Quantority

Glossary

Plain-English definitions of the derivatives terms used across Quantority.

Perpetual futures (perp)
A futures contract with no expiry. A funding mechanism keeps its price tethered to the underlying spot price.
Funding rate
A recurring payment between longs and shorts. Positive funding means longs pay shorts (often crowded longs); negative means shorts pay longs.
Funding interval
How often funding settles — typically every 8 hours, though some venues use 4 hours. We annualize across intervals so rates are comparable.
Aggregated funding (APR)
The open-interest-weighted, annualized funding across exchanges — one cross-venue number instead of four separate rates.
Funding percentile (90d)
Where current funding sits within its own last 90 days, 0–100. High means funding is unusually elevated for that coin.
Open interest (OI)
The total USD value of outstanding perpetual contracts. It measures committed capital, not trading volume.
OI change (24h / 7d)
Percentage change in total open interest. Rising OI means new leverage entering; falling OI means positions unwinding.
Liquidation
A forced closure of a leveraged position when margin can no longer cover losses. Clusters of liquidations often drive sharp moves.
Liquidation imbalance
The 24h skew between short and long liquidations on a −1…1 scale. Positive means more shorts were liquidated (a squeeze higher).
Leverage
Borrowed exposure expressed as a multiple (e.g. 10x).

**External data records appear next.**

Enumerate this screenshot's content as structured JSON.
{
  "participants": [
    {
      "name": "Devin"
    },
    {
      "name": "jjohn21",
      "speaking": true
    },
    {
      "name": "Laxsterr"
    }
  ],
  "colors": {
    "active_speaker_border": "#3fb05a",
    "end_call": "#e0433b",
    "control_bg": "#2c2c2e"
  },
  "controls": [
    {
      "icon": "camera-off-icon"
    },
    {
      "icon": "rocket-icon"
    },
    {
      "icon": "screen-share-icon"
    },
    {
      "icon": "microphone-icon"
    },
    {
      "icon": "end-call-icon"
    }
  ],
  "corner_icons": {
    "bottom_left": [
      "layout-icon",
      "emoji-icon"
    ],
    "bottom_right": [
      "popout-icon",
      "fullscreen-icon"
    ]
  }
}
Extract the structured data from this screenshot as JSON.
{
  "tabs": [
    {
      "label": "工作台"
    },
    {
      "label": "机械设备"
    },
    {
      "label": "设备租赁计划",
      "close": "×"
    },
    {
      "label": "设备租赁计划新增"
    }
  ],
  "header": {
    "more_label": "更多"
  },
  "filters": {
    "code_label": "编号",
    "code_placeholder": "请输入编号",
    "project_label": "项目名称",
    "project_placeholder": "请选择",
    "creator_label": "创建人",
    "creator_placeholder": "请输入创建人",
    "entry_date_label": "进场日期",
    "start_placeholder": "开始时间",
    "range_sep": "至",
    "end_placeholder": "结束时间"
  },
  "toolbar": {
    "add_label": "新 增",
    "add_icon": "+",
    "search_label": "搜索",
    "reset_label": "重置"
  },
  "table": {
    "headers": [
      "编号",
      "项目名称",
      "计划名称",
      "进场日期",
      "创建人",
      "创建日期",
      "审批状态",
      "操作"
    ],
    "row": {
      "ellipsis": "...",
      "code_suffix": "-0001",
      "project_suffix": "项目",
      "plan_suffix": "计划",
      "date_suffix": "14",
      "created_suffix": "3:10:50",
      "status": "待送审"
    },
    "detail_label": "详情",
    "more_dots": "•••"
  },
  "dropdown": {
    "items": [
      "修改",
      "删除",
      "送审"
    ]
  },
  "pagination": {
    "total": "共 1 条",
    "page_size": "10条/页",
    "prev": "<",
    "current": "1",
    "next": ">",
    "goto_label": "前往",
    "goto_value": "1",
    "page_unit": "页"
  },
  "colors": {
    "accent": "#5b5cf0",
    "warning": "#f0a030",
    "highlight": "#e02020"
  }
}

Higher leverage amplifies both gains and the risk of liquidation.
Leverage Risk Score
Quantority's 0–100 composite of funding extremity, OI momentum, liquidation pressure and volatility — a single read on how stretched positioning is.
Mark price
A reference price (usually based on an index) used to value positions and trigger liquidations, smoothing out single-exchange wicks.
Realized volatility
How much price has actually moved recently, measured as the standard deviation of hourly log returns.
Long / short squeeze
A cascade where liquidations of one side force the price further against them — longs squeezed lower, shorts squeezed higher.